I guess that would be expected given that everything in Greece revolves around coffee and immaculately decorated ultra modern coffee shops. Still, asking someone for coffee could be a casual friendly thing rather than a straight forward “let’s go out on a date” thing. So, yes, the boundaries are not at all set. The boundaries in Greece are all over the place, anything goes and you should count on your instinct if really in doubt.

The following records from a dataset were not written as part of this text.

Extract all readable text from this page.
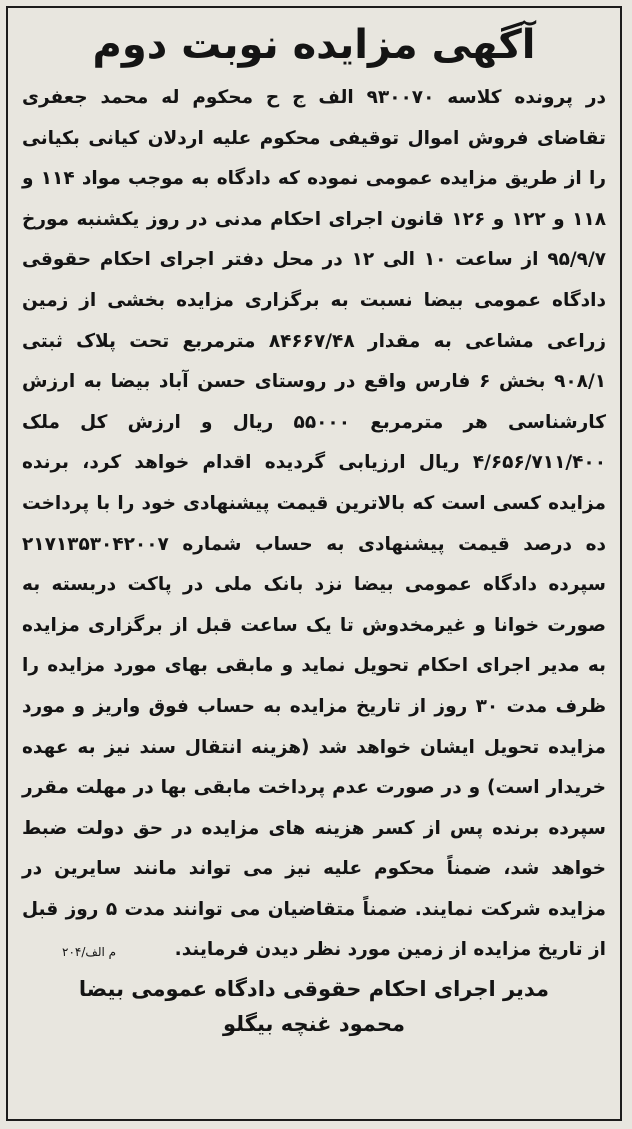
آگهی مزایده نوبت دوم

در پرونده کلاسه ۹۳۰۰۷۰ الف ج ح محکوم له محمد جعفری تقاضای فروش اموال توقیفی محکوم علیه اردلان کیانی بکیانی را از طریق مزایده عمومی نموده که دادگاه به موجب مواد ۱۱۴ و ۱۱۸ و ۱۲۲ و ۱۲۶ قانون اجرای احکام مدنی در روز یکشنبه مورخ ۹۵/۹/۷ از ساعت ۱۰ الی ۱۲ در محل دفتر اجرای احکام حقوقی دادگاه عمومی بیضا نسبت به برگزاری مزایده بخشی از زمین زراعی مشاعی به مقدار ۸۴۶۶۷/۴۸ مترمربع تحت پلاک ثبتی ۹۰۸/۱ بخش ۶ فارس واقع در روستای حسن آباد بیضا به ارزش کارشناسی هر مترمربع ۵۵۰۰۰ ریال و ارزش کل ملک ۴/۶۵۶/۷۱۱/۴۰۰ ریال ارزیابی گردیده اقدام خواهد کرد، برنده مزایده کسی است که بالاترین قیمت پیشنهادی خود را با پرداخت ده درصد قیمت پیشنهادی به حساب شماره ۲۱۷۱۳۵۳۰۴۲۰۰۷ سپرده دادگاه عمومی بیضا نزد بانک ملی در پاکت دربسته به صورت خوانا و غیرمخدوش تا یک ساعت قبل از برگزاری مزایده به مدیر اجرای احکام تحویل نماید و مابقی بهای مورد مزایده را ظرف مدت ۳۰ روز از تاریخ مزایده به حساب فوق واریز و مورد مزایده تحویل ایشان خواهد شد (هزینه انتقال سند نیز به عهده خریدار است) و در صورت عدم پرداخت مابقی بها در مهلت مقرر سپرده برنده پس از کسر هزینه های مزایده در حق دولت ضبط خواهد شد، ضمناً محکوم علیه نیز می تواند مانند سایرین در مزایده شرکت نمایند. ضمناً متقاضیان می توانند مدت ۵ روز قبل از تاریخ مزایده از زمین مورد نظر دیدن فرمایند.

۲۰۴/م الف

مدیر اجرای احکام حقوقی دادگاه عمومی بیضا

محمود غنچه بیگلو
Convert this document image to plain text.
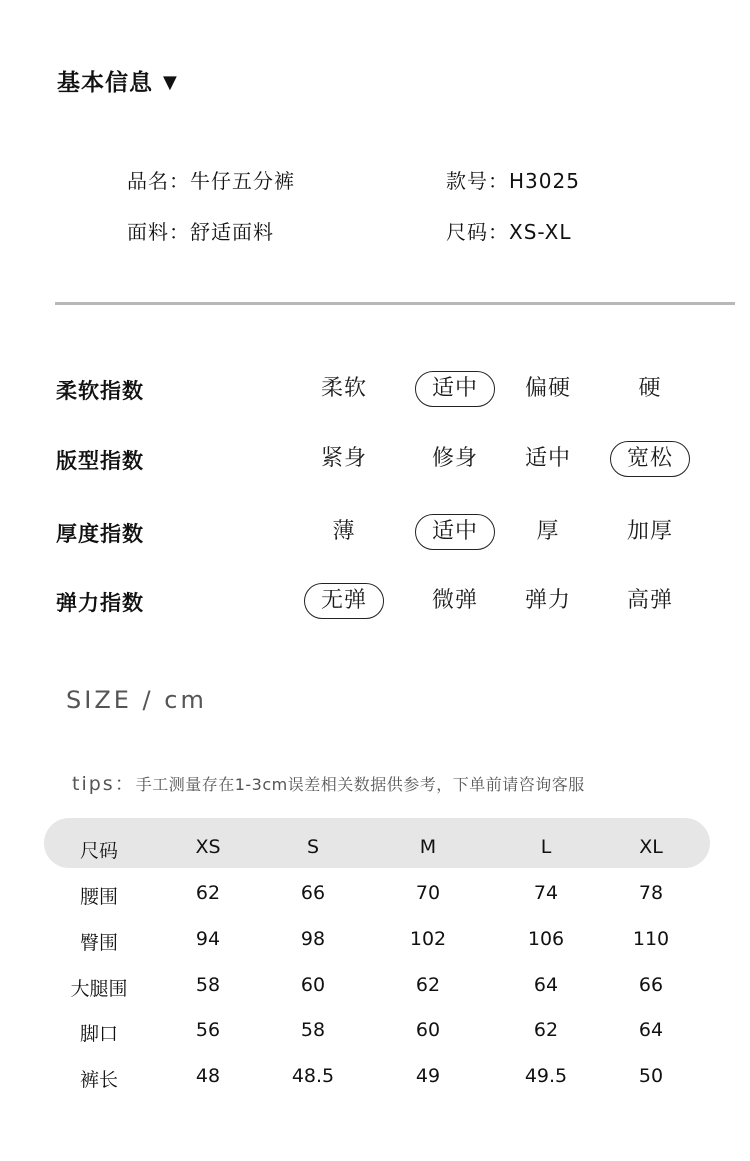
基本信息 ▼
品名：牛仔五分裤	款号：H3025
面料：舒适面料	尺码：XS-XL
柔软指数	柔软	适中	偏硬	硬
版型指数	紧身	修身	适中	宽松
厚度指数	薄	适中	厚	加厚
弹力指数	无弹	微弹	弹力	高弹
SIZE / cm
tips：手工测量存在1-3cm误差相关数据供参考，下单前请咨询客服
尺码	XS	S	M	L	XL
腰围	62	66	70	74	78
臀围	94	98	102	106	110
大腿围	58	60	62	64	66
脚口	56	58	60	62	64
裤长	48	48.5	49	49.5	50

Here in the U.S., however, a female colleage may easily start feeling uneasy when asked out to lunch by a friendly Greek colleage. Heck, she could be on the verge of reporting sexual harrassment and the guy may have only said it in a sincere gentleman spirit sort of way after watching her eat alone one too many times. And eating alone would have been a sin in Greece. An acquaintance of mine once spotted me sitting alone in a coffee shop, waiting for my cousin, and she almost instantly turned to a mental patient in crisis. “You are all alone! How come? Should I stay and keep you company. Oh, you are waiting for a friend? My sister is sitting on that other table over there with her friends, would you like to join them and wait with them?” She could not even begin to fathom how a person could be ok sitting alone in a coffee shop even if it were only for a short five or (God forbid…) ten minutes.
And that is not a bad thing. By no means, no. One’s “παρέα” (=every-day companions/group of friends) means the world and thus people mean the world. The “παρέα” constantly expands and new “παρέες” are formed every day. And we all enter new “παρέες” every day. Sitting here contemplating all that, I wonder if anyone not exposed to this reality can ever picture or imagine it unless placed there.